Generalized Methodology for Determining Numerical Features of Hardware Floating-Point Matrix Multipliers: Part I

Numerical features of matrix multiplier hardware units in NVIDIA and AMD data centre GPUs have recently been studied. Features such as rounding, normalisation, and internal precision of the accumulators are of interest. In this paper, we extend the methodology for analysing those features, to consumer-grade NVIDIA GPUs by implementing an architecture-independent test scheme for various input and output precision formats. Unlike current approaches, the proposed test vector generation method neither performs an exhaustive search nor relies on hard-coded {constants that are device-specific, yet remains applicable to a wide range of mixed-precision formats. We have applied the scheme to the RTX-3060 (Ampere architecture), and Ada RTX-1000 (Ada Lovelace architecture) graphics cards and determined numerical features of matrix multipliers for binary16, TensorFloat32, and bfloat16 input floating point formats and binary16 and binary32 IEEE 754 output formats.
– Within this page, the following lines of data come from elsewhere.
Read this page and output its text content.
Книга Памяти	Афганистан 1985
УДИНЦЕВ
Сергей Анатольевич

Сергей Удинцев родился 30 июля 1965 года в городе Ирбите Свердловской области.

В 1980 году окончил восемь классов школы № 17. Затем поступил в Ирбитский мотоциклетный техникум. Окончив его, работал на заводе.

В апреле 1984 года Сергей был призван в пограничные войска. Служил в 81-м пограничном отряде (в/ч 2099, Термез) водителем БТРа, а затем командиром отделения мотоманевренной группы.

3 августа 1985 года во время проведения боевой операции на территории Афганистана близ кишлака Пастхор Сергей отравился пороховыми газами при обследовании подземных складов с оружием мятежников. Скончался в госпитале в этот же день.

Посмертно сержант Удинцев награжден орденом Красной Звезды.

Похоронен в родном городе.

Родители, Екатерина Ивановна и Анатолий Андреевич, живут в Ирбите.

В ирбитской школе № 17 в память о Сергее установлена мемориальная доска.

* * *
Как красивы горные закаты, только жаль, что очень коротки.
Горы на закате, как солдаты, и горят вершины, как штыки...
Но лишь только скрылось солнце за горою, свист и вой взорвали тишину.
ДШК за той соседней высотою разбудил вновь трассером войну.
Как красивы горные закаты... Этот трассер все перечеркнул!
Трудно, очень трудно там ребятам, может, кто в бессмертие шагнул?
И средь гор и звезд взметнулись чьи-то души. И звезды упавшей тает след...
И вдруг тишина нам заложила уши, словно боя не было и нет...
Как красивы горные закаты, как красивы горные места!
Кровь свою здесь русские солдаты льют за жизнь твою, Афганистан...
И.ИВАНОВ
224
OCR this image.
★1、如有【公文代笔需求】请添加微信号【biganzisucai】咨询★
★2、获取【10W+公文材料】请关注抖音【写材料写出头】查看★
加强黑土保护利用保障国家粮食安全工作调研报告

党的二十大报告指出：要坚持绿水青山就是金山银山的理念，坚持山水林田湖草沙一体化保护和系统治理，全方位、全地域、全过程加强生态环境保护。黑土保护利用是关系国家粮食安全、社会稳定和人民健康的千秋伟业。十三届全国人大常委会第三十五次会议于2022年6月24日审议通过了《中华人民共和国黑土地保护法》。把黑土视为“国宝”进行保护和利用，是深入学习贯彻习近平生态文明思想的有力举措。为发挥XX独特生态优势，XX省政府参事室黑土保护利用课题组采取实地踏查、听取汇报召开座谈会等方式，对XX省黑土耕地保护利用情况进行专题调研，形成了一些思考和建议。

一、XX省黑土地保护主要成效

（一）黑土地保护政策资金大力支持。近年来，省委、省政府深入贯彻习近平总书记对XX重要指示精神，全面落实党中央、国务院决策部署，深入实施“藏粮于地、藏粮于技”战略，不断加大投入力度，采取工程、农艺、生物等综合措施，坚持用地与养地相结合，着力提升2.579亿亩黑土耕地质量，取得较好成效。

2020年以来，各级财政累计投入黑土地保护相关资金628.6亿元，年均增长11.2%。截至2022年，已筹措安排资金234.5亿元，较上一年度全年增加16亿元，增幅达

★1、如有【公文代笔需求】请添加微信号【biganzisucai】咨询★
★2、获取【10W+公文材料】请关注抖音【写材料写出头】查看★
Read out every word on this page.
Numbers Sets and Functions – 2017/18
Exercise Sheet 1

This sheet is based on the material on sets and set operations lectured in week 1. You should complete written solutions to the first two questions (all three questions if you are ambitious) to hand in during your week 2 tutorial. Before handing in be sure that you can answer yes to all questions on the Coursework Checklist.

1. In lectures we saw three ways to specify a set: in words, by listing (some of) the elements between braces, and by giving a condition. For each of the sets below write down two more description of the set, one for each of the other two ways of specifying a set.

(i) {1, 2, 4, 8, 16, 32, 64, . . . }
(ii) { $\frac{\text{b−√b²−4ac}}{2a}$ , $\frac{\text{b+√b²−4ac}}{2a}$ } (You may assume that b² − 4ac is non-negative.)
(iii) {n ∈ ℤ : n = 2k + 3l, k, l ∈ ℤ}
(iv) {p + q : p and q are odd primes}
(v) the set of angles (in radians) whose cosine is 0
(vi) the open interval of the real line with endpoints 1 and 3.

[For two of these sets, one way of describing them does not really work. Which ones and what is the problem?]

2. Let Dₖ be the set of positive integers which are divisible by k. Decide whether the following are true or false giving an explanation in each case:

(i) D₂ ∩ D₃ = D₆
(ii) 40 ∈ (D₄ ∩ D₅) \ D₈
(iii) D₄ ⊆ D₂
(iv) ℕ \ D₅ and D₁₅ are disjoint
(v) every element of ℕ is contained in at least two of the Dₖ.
Our methodology allowed us to determine that} the numerical features of RTX-3060, a consumer-grade GPU, are identical to those of the A100, a data centre GPU. We do not expect our code to require any changes for performing analysis of matrix multipliers on newer NVIDIA GPUs, Hopper or Blackwell, and their future successors, and any input/output format combination, including the latest 8-bit floating-point formats.